L'histoire fort surprenante de Clara, jeune fille de 17 ans ayant subi un accident de voiture, est la trame majeure de l'intrigue. Se réveiller d'un coma de 8 mois et se retrouver à disposer de l'étrange don de pouvoir se promener dans une partie du futur des autres est en effet peu banal. C'est à la fois un outil permettant peut-être d'aider certains, mais c'est aussi une importante servitude qu'il faut apprendre à maîtriser, à la fois face à l'insistance obscène de certains à connaître leur avenir, mais aussi face à la dangerosité pour d'autres de révélations qui peuvent les détruire.
Mais, avant tout, il faut que le lecteur accepte l'hypothèse qu'un tel don puisse exister, ce qui fut pour moi, difficile. Mais un roman peut bien proposer un rêve ?

 

 

Ce roman se situe au cœur d'une modernité sociale et sentimentale assez répandue qui, pour mon odorat, a une mauvaise odeur.
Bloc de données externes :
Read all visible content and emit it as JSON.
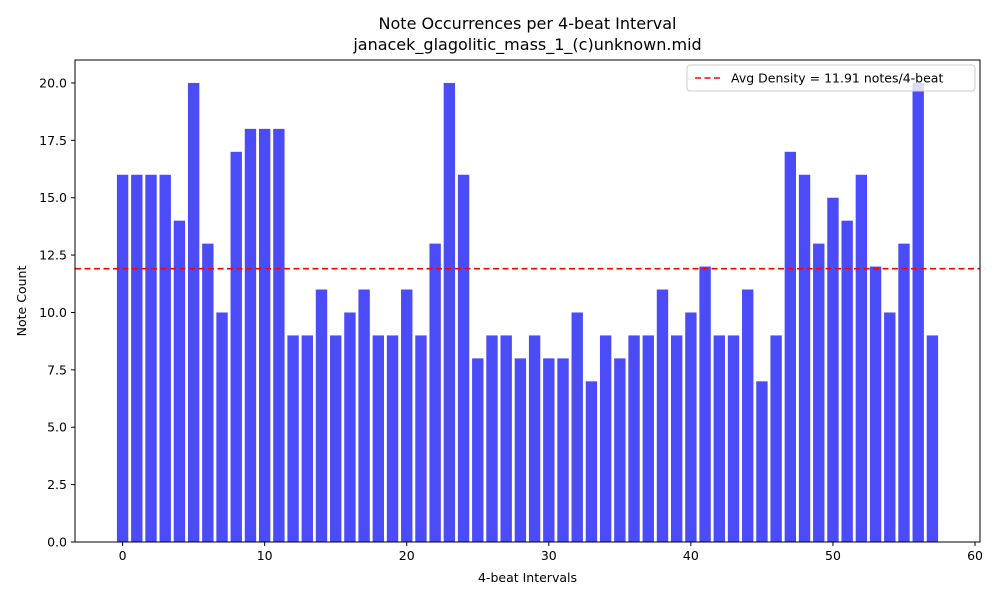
{
  "chart_data": {
    "type": "bar",
    "title": "Note Occurrences per 4-beat Interval",
    "subtitle": "janacek_glagolitic_mass_1_(c)unknown.mid",
    "xlabel": "4-beat Intervals",
    "ylabel": "Note Count",
    "x": [
      0,
      1,
      2,
      3,
      4,
      5,
      6,
      7,
      8,
      9,
      10,
      11,
      12,
      13,
      14,
      15,
      16,
      17,
      18,
      19,
      20,
      21,
      22,
      23,
      24,
      25,
      26,
      27,
      28,
      29,
      30,
      31,
      32,
      33,
      34,
      35,
      36,
      37,
      38,
      39,
      40,
      41,
      42,
      43,
      44,
      45,
      46,
      47,
      48,
      49,
      50,
      51,
      52,
      53,
      54,
      55,
      56,
      57
    ],
    "values": [
      16,
      16,
      16,
      16,
      14,
      20,
      13,
      10,
      17,
      18,
      18,
      18,
      9,
      9,
      11,
      9,
      10,
      11,
      9,
      9,
      11,
      9,
      13,
      20,
      16,
      8,
      9,
      9,
      8,
      9,
      8,
      8,
      10,
      7,
      9,
      8,
      9,
      9,
      11,
      9,
      10,
      12,
      9,
      9,
      11,
      7,
      9,
      17,
      16,
      13,
      15,
      14,
      16,
      12,
      10,
      13,
      20,
      9
    ],
    "xlim": [
      -3.35,
      60.35
    ],
    "ylim": [
      0,
      21
    ],
    "xticks": [
      0,
      10,
      20,
      30,
      40,
      50,
      60
    ],
    "yticks": [
      0.0,
      2.5,
      5.0,
      7.5,
      10.0,
      12.5,
      15.0,
      17.5,
      20.0
    ],
    "bar_color": "#4b4bf8",
    "average": {
      "value": 11.91,
      "label": "Avg Density = 11.91 notes/4-beat",
      "color": "#ff0000",
      "style": "dashed"
    },
    "legend_position": "top-right",
    "grid": false
  }
}
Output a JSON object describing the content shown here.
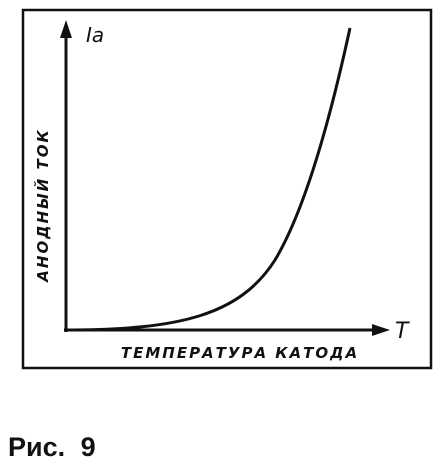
{
  "diagram": {
    "y_axis_symbol": "Iа",
    "x_axis_symbol": "T",
    "y_axis_label": "АНОДНЫЙ ТОК",
    "x_axis_label": "ТЕМПЕРАТУРА КАТОДА"
  },
  "caption": "Рис. 9"
}
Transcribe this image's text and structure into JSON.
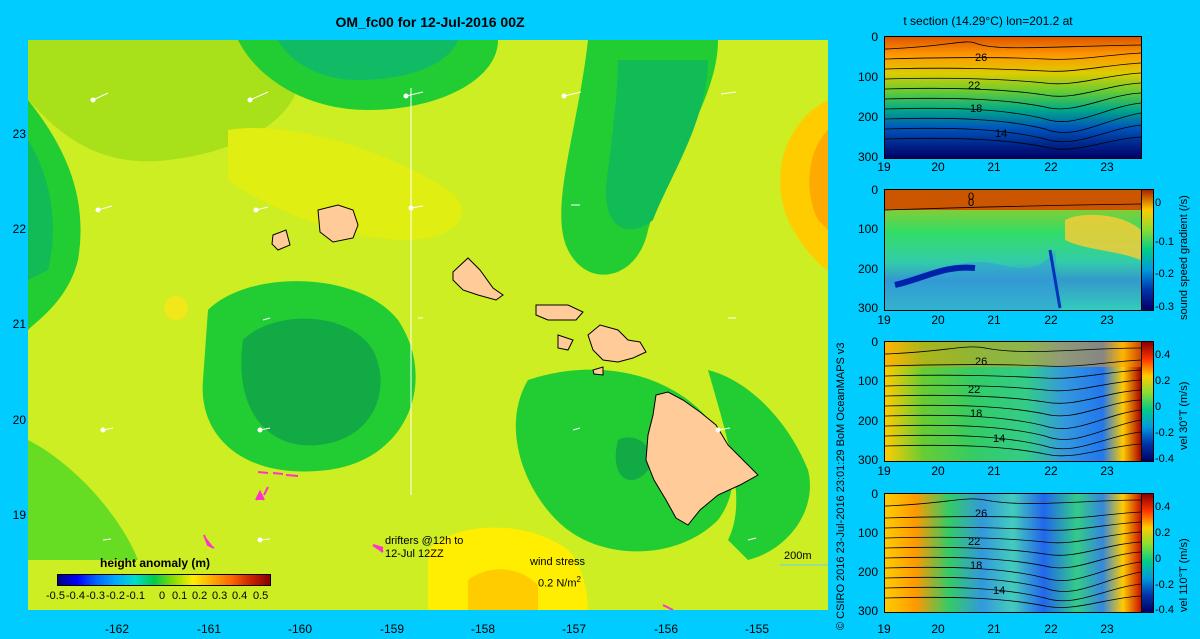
{
  "map": {
    "title": "OM_fc00 for 12-Jul-2016 00Z",
    "lat_ticks": [
      "23",
      "22",
      "21",
      "20",
      "19"
    ],
    "lon_ticks": [
      "-162",
      "-161",
      "-160",
      "-159",
      "-158",
      "-157",
      "-156",
      "-155"
    ],
    "drifters_label_1": "drifters @12h to",
    "drifters_label_2": "12-Jul 12ZZ",
    "wind_label": "wind stress",
    "wind_scale": "0.2 N/m",
    "wind_scale_sup": "2",
    "depth_label": "200m",
    "colorbar_title": "height anomaly  (m)",
    "colorbar_ticks": [
      "-0.5",
      "-0.4",
      "-0.3",
      "-0.2",
      "-0.1",
      "0",
      "0.1",
      "0.2",
      "0.3",
      "0.4",
      "0.5"
    ]
  },
  "credit": "© CSIRO 2016   23-Jul-2016 23:01:29 BoM OceanMAPS v3",
  "sections": {
    "title": "t section (14.29°C) lon=201.2 at",
    "depth_ticks": [
      "0",
      "100",
      "200",
      "300"
    ],
    "lat_ticks": [
      "19",
      "20",
      "21",
      "22",
      "23"
    ],
    "temp_labels": [
      "26",
      "22",
      "18",
      "14"
    ],
    "panel2_zero_labels": [
      "0",
      "0"
    ],
    "panel2_cb_label": "sound speed gradient  (/s)",
    "panel2_cb_ticks": [
      "0",
      "-0.1",
      "-0.2",
      "-0.3"
    ],
    "panel3_cb_label": "vel 30°T  (m/s)",
    "panel4_cb_label": "vel 110°T  (m/s)",
    "vel_cb_ticks": [
      "0.4",
      "0.2",
      "0",
      "-0.2",
      "-0.4"
    ]
  },
  "colors": {
    "background": "#00ccff",
    "land": "#ffcc99",
    "drifter": "#ff33cc"
  }
}
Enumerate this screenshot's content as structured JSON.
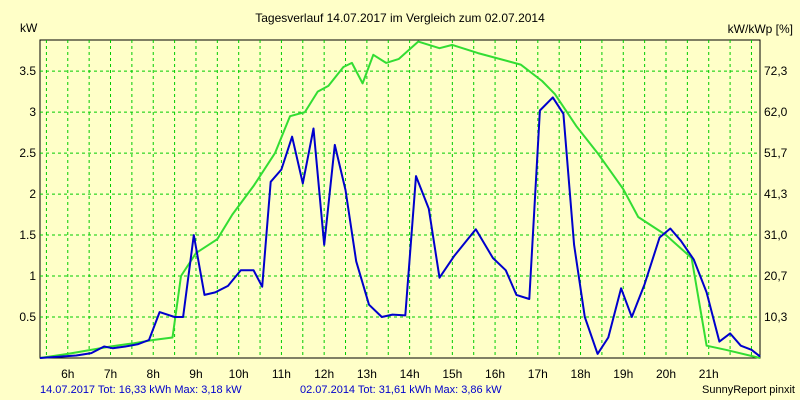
{
  "title": "Tagesverlauf 14.07.2017 im Vergleich zum 02.07.2014",
  "left_unit": "kW",
  "right_unit": "kW/kWp [%]",
  "footer": {
    "series1": "14.07.2017 Tot: 16,33 kWh Max: 3,18 kW",
    "series2": "02.07.2014 Tot: 31,61 kWh Max: 3,86 kW",
    "credit": "SunnyReport pinxit"
  },
  "colors": {
    "background": "#ffffc8",
    "grid": "#00cc00",
    "series1": "#0000cc",
    "series2": "#33dd33"
  },
  "chart_data": {
    "type": "line",
    "title": "Tagesverlauf 14.07.2017 im Vergleich zum 02.07.2014",
    "xlim": [
      5.35,
      22.2
    ],
    "ylim": [
      0,
      3.88
    ],
    "y_ticks": [
      {
        "v": 0.5,
        "label": "0.5"
      },
      {
        "v": 1,
        "label": "1"
      },
      {
        "v": 1.5,
        "label": "1.5"
      },
      {
        "v": 2,
        "label": "2"
      },
      {
        "v": 2.5,
        "label": "2.5"
      },
      {
        "v": 3,
        "label": "3"
      },
      {
        "v": 3.5,
        "label": "3.5"
      }
    ],
    "y2_ticks": [
      {
        "v": 0.5,
        "label": "10,3"
      },
      {
        "v": 1,
        "label": "20,7"
      },
      {
        "v": 1.5,
        "label": "31,0"
      },
      {
        "v": 2,
        "label": "41,3"
      },
      {
        "v": 2.5,
        "label": "51,7"
      },
      {
        "v": 3,
        "label": "62,0"
      },
      {
        "v": 3.5,
        "label": "72,3"
      }
    ],
    "x_ticks": [
      {
        "v": 6,
        "label": "6h"
      },
      {
        "v": 7,
        "label": "7h"
      },
      {
        "v": 8,
        "label": "8h"
      },
      {
        "v": 9,
        "label": "9h"
      },
      {
        "v": 10,
        "label": "10h"
      },
      {
        "v": 11,
        "label": "11h"
      },
      {
        "v": 12,
        "label": "12h"
      },
      {
        "v": 13,
        "label": "13h"
      },
      {
        "v": 14,
        "label": "14h"
      },
      {
        "v": 15,
        "label": "15h"
      },
      {
        "v": 16,
        "label": "16h"
      },
      {
        "v": 17,
        "label": "17h"
      },
      {
        "v": 18,
        "label": "18h"
      },
      {
        "v": 19,
        "label": "19h"
      },
      {
        "v": 20,
        "label": "20h"
      },
      {
        "v": 21,
        "label": "21h"
      }
    ],
    "grid": true,
    "series": [
      {
        "name": "14.07.2017",
        "color": "#0000cc",
        "points": [
          [
            5.35,
            0
          ],
          [
            6.2,
            0.03
          ],
          [
            6.55,
            0.06
          ],
          [
            6.85,
            0.14
          ],
          [
            7.05,
            0.12
          ],
          [
            7.35,
            0.14
          ],
          [
            7.65,
            0.17
          ],
          [
            7.9,
            0.22
          ],
          [
            8.15,
            0.56
          ],
          [
            8.5,
            0.5
          ],
          [
            8.7,
            0.5
          ],
          [
            8.95,
            1.5
          ],
          [
            9.2,
            0.77
          ],
          [
            9.45,
            0.8
          ],
          [
            9.75,
            0.88
          ],
          [
            10.05,
            1.07
          ],
          [
            10.35,
            1.07
          ],
          [
            10.55,
            0.87
          ],
          [
            10.75,
            2.15
          ],
          [
            11.0,
            2.3
          ],
          [
            11.25,
            2.7
          ],
          [
            11.5,
            2.13
          ],
          [
            11.75,
            2.8
          ],
          [
            12.0,
            1.38
          ],
          [
            12.25,
            2.6
          ],
          [
            12.5,
            2.05
          ],
          [
            12.75,
            1.18
          ],
          [
            13.05,
            0.65
          ],
          [
            13.35,
            0.5
          ],
          [
            13.6,
            0.53
          ],
          [
            13.9,
            0.52
          ],
          [
            14.15,
            2.22
          ],
          [
            14.45,
            1.82
          ],
          [
            14.7,
            0.98
          ],
          [
            15.05,
            1.25
          ],
          [
            15.55,
            1.57
          ],
          [
            15.95,
            1.22
          ],
          [
            16.25,
            1.07
          ],
          [
            16.5,
            0.77
          ],
          [
            16.8,
            0.72
          ],
          [
            17.05,
            3.02
          ],
          [
            17.35,
            3.18
          ],
          [
            17.6,
            2.98
          ],
          [
            17.85,
            1.38
          ],
          [
            18.1,
            0.5
          ],
          [
            18.4,
            0.05
          ],
          [
            18.65,
            0.25
          ],
          [
            18.95,
            0.85
          ],
          [
            19.2,
            0.5
          ],
          [
            19.5,
            0.9
          ],
          [
            19.85,
            1.47
          ],
          [
            20.1,
            1.58
          ],
          [
            20.35,
            1.43
          ],
          [
            20.65,
            1.2
          ],
          [
            20.95,
            0.8
          ],
          [
            21.25,
            0.2
          ],
          [
            21.5,
            0.3
          ],
          [
            21.75,
            0.15
          ],
          [
            22.0,
            0.1
          ],
          [
            22.2,
            0.02
          ]
        ]
      },
      {
        "name": "02.07.2014",
        "color": "#33dd33",
        "points": [
          [
            5.35,
            0
          ],
          [
            6.0,
            0.05
          ],
          [
            7.0,
            0.14
          ],
          [
            7.55,
            0.18
          ],
          [
            8.0,
            0.22
          ],
          [
            8.45,
            0.25
          ],
          [
            8.65,
            1.0
          ],
          [
            9.0,
            1.28
          ],
          [
            9.5,
            1.45
          ],
          [
            9.85,
            1.75
          ],
          [
            10.35,
            2.1
          ],
          [
            10.85,
            2.5
          ],
          [
            11.2,
            2.95
          ],
          [
            11.55,
            3.0
          ],
          [
            11.85,
            3.25
          ],
          [
            12.1,
            3.32
          ],
          [
            12.45,
            3.55
          ],
          [
            12.65,
            3.6
          ],
          [
            12.9,
            3.35
          ],
          [
            13.15,
            3.7
          ],
          [
            13.45,
            3.6
          ],
          [
            13.75,
            3.65
          ],
          [
            14.2,
            3.86
          ],
          [
            14.7,
            3.78
          ],
          [
            15.0,
            3.82
          ],
          [
            15.6,
            3.72
          ],
          [
            16.6,
            3.58
          ],
          [
            17.1,
            3.38
          ],
          [
            17.4,
            3.22
          ],
          [
            17.9,
            2.83
          ],
          [
            18.4,
            2.5
          ],
          [
            19.0,
            2.06
          ],
          [
            19.35,
            1.72
          ],
          [
            20.0,
            1.5
          ],
          [
            20.6,
            1.22
          ],
          [
            20.95,
            0.15
          ],
          [
            21.4,
            0.1
          ],
          [
            22.2,
            0
          ]
        ]
      }
    ]
  }
}
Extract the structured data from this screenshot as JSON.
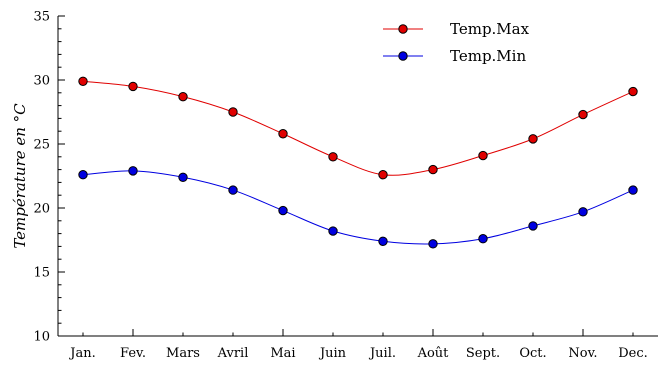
{
  "chart_data": {
    "type": "line",
    "categories": [
      "Jan.",
      "Fev.",
      "Mars",
      "Avril",
      "Mai",
      "Juin",
      "Juil.",
      "Août",
      "Sept.",
      "Oct.",
      "Nov.",
      "Dec."
    ],
    "series": [
      {
        "name": "Temp.Max",
        "color": "#e00000",
        "marker_fill": "#e00000",
        "values": [
          29.9,
          29.5,
          28.7,
          27.5,
          25.8,
          24.0,
          22.6,
          23.0,
          24.1,
          25.4,
          27.3,
          29.1
        ]
      },
      {
        "name": "Temp.Min",
        "color": "#0000e0",
        "marker_fill": "#0000e0",
        "values": [
          22.6,
          22.9,
          22.4,
          21.4,
          19.8,
          18.2,
          17.4,
          17.2,
          17.6,
          18.6,
          19.7,
          21.4
        ]
      }
    ],
    "ylabel": "Température en °C",
    "xlabel": "",
    "title": "",
    "ylim": [
      10,
      35
    ],
    "yticks": [
      10,
      15,
      20,
      25,
      30,
      35
    ],
    "grid": false,
    "legend_position": "top-center"
  }
}
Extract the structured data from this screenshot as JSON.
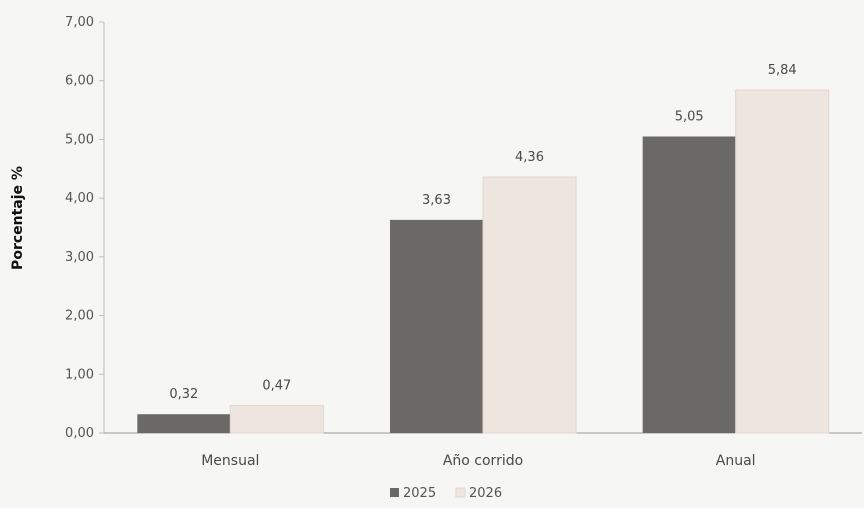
{
  "chart_data": {
    "type": "bar",
    "categories": [
      "Mensual",
      "Año corrido",
      "Anual"
    ],
    "series": [
      {
        "name": "2025",
        "values": [
          0.32,
          3.63,
          5.05
        ],
        "value_labels": [
          "0,32",
          "3,63",
          "5,05"
        ],
        "color": "#6b6966"
      },
      {
        "name": "2026",
        "values": [
          0.47,
          4.36,
          5.84
        ],
        "value_labels": [
          "0,47",
          "4,36",
          "5,84"
        ],
        "color": "#efe5df"
      }
    ],
    "ylabel": "Porcentaje %",
    "ylim": [
      0,
      7
    ],
    "y_ticks": [
      0,
      1,
      2,
      3,
      4,
      5,
      6,
      7
    ],
    "y_tick_labels": [
      "0,00",
      "1,00",
      "2,00",
      "3,00",
      "4,00",
      "5,00",
      "6,00",
      "7,00"
    ],
    "grid": false,
    "legend_position": "bottom"
  }
}
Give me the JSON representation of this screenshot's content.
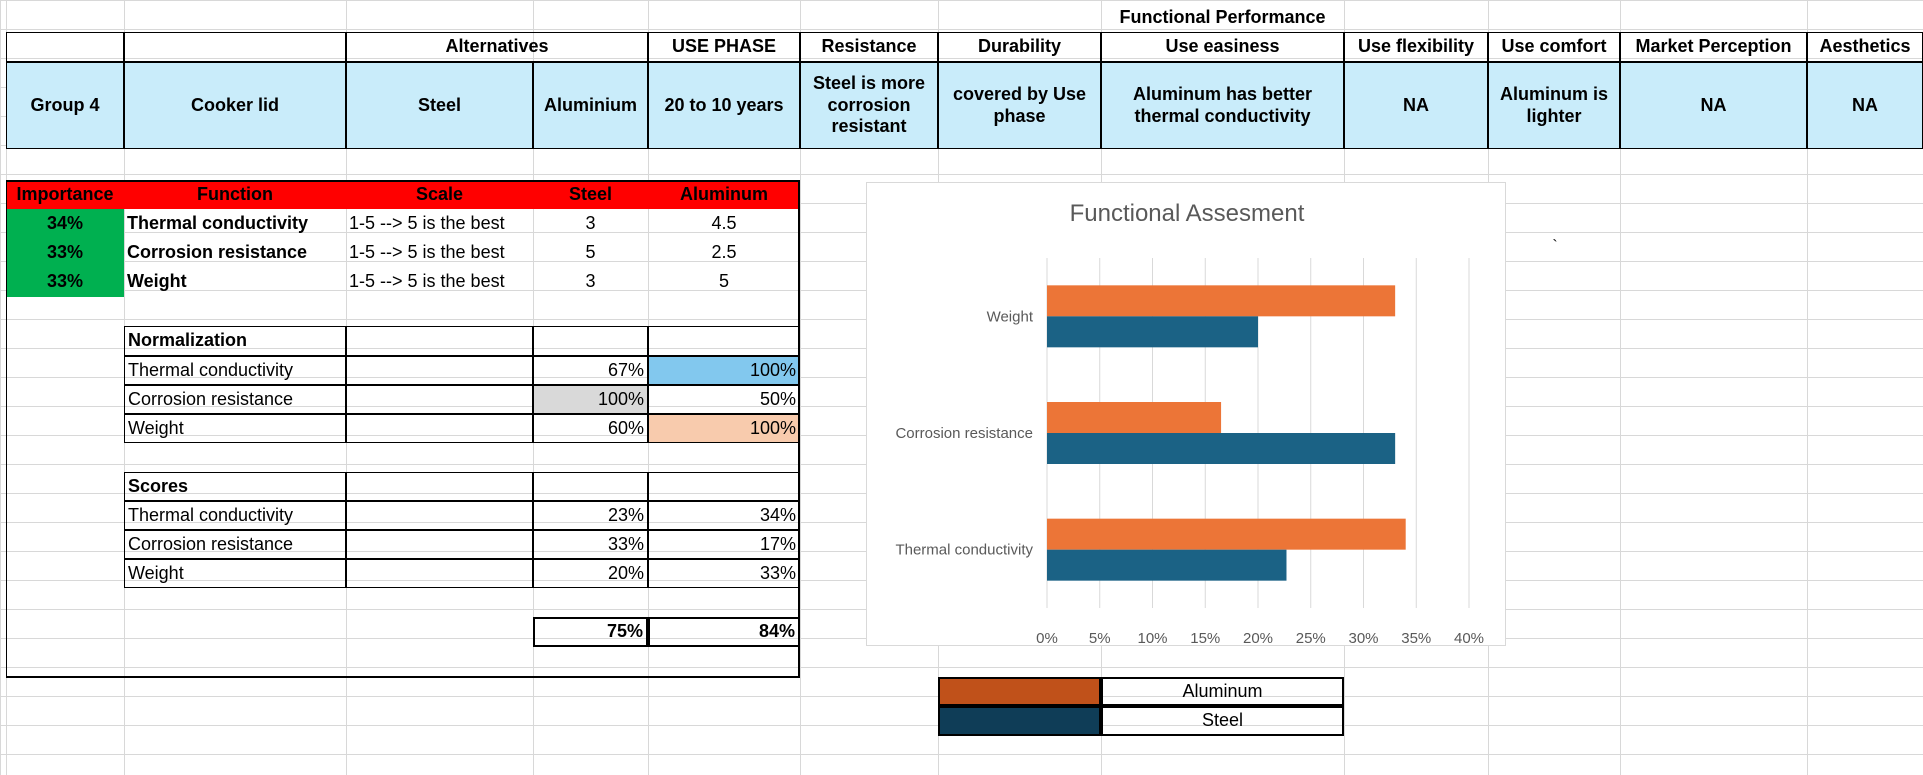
{
  "header": {
    "functional_performance": "Functional Performance",
    "alternatives": "Alternatives",
    "use_phase": "USE PHASE",
    "resistance": "Resistance",
    "durability": "Durability",
    "use_easiness": "Use easiness",
    "use_flexibility": "Use flexibility",
    "use_comfort": "Use comfort",
    "market_perception": "Market Perception",
    "aesthetics": "Aesthetics"
  },
  "info_row": {
    "group": "Group 4",
    "product": "Cooker lid",
    "alt1": "Steel",
    "alt2": "Aluminium",
    "use_phase": "20 to 10  years",
    "resistance": "Steel is more corrosion resistant",
    "durability": "covered by Use phase",
    "use_easiness": "Aluminum has better thermal conductivity",
    "use_flexibility": "NA",
    "use_comfort": "Aluminum is lighter",
    "market_perception": "NA",
    "aesthetics": "NA"
  },
  "function_table": {
    "headers": {
      "importance": "Importance",
      "function": "Function",
      "scale": "Scale",
      "steel": "Steel",
      "aluminum": "Aluminum"
    },
    "rows": [
      {
        "importance": "34%",
        "function": "Thermal conductivity",
        "scale": "1-5 --> 5 is the best",
        "steel": "3",
        "aluminum": "4.5"
      },
      {
        "importance": "33%",
        "function": "Corrosion resistance",
        "scale": "1-5 --> 5 is the best",
        "steel": "5",
        "aluminum": "2.5"
      },
      {
        "importance": "33%",
        "function": "Weight",
        "scale": "1-5 --> 5 is the best",
        "steel": "3",
        "aluminum": "5"
      }
    ]
  },
  "normalization": {
    "title": "Normalization",
    "rows": [
      {
        "label": "Thermal conductivity",
        "steel": "67%",
        "aluminum": "100%"
      },
      {
        "label": "Corrosion resistance",
        "steel": "100%",
        "aluminum": "50%"
      },
      {
        "label": "Weight",
        "steel": "60%",
        "aluminum": "100%"
      }
    ]
  },
  "scores": {
    "title": "Scores",
    "rows": [
      {
        "label": "Thermal conductivity",
        "steel": "23%",
        "aluminum": "34%"
      },
      {
        "label": "Corrosion resistance",
        "steel": "33%",
        "aluminum": "17%"
      },
      {
        "label": "Weight",
        "steel": "20%",
        "aluminum": "33%"
      }
    ],
    "total_steel": "75%",
    "total_aluminum": "84%"
  },
  "stray_mark": "`",
  "legend_box": {
    "aluminum_label": "Aluminum",
    "steel_label": "Steel",
    "aluminum_color": "#c0511a",
    "steel_color": "#0f3d57"
  },
  "chart_data": {
    "type": "bar",
    "orientation": "horizontal",
    "title": "Functional Assesment",
    "categories": [
      "Thermal conductivity",
      "Corrosion resistance",
      "Weight"
    ],
    "series": [
      {
        "name": "Steel",
        "values": [
          22.7,
          33,
          20
        ],
        "color": "#1b6285"
      },
      {
        "name": "Aluminum",
        "values": [
          34,
          16.5,
          33
        ],
        "color": "#ec7537"
      }
    ],
    "xlim": [
      0,
      40
    ],
    "xticks": [
      "0%",
      "5%",
      "10%",
      "15%",
      "20%",
      "25%",
      "30%",
      "35%",
      "40%"
    ],
    "tick_values": [
      0,
      5,
      10,
      15,
      20,
      25,
      30,
      35,
      40
    ],
    "grid": true,
    "legend": "none"
  }
}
Ainsi, les autres personnages errent par exemple dans un monde du travail flou, sans grande valeur ajoutée, et vivent assez mal de leurs revenus, dont la recherche ne passe qu'après la satisfaction de leurs désirs multiples et souffre de l'instabilité qu'ils créent. La valeur du travail comme support matériel de notre liberté propre et comme marqueur social accepté disparaît.
Cela m'a frappé, par exemple, chez le père de Clara qui sacrifie son travail, qui aurait pu être une planche de salut, à ses émotions lors de l'accident, alors que ce travail aurait pu participer à son rééquilibrage. Le travail n'est plus une valeur, mais un gagne-pain parmi d'autres facilement remplaçable par l'assistance et a perdu son sens tant personnel que collectif.
Il en va de même pour la vie sentimentale, aussi stable qu'une planche de surf. Oublis, caprices, passades, confusions forment les ingrédients des rapports amoureux, même si ce roman aimerait bien se présenter comme une histoire d'amour. Les deux histoires relatées sont aussi des histoires de mort, seul révélateur, semble-t-il, pour l'auteur d'un mode qui ne fait plus partie du jeu amoureux actuel. On peut penser et espérer qu'il déraille...
Quoi qu'il en soit, j'ai beaucoup de mal à m’intéresser à ce qui advient à des personnages qui créent leur propre vacuité et leur propre malheur par leur inconséquence.

 

Pour autant, ce petit livre se lit bien et, même si les aventures enlacées n'aident pas à la fluidité, elles n'explosent pas en feu d'artifice. Le récit sait même parfois être touchant et l'on sent un écrivain qui connaît son métier, même si je regrette un certain manque de consistance à cette aventure peu crédible et animée par des personnages essentiellement vides.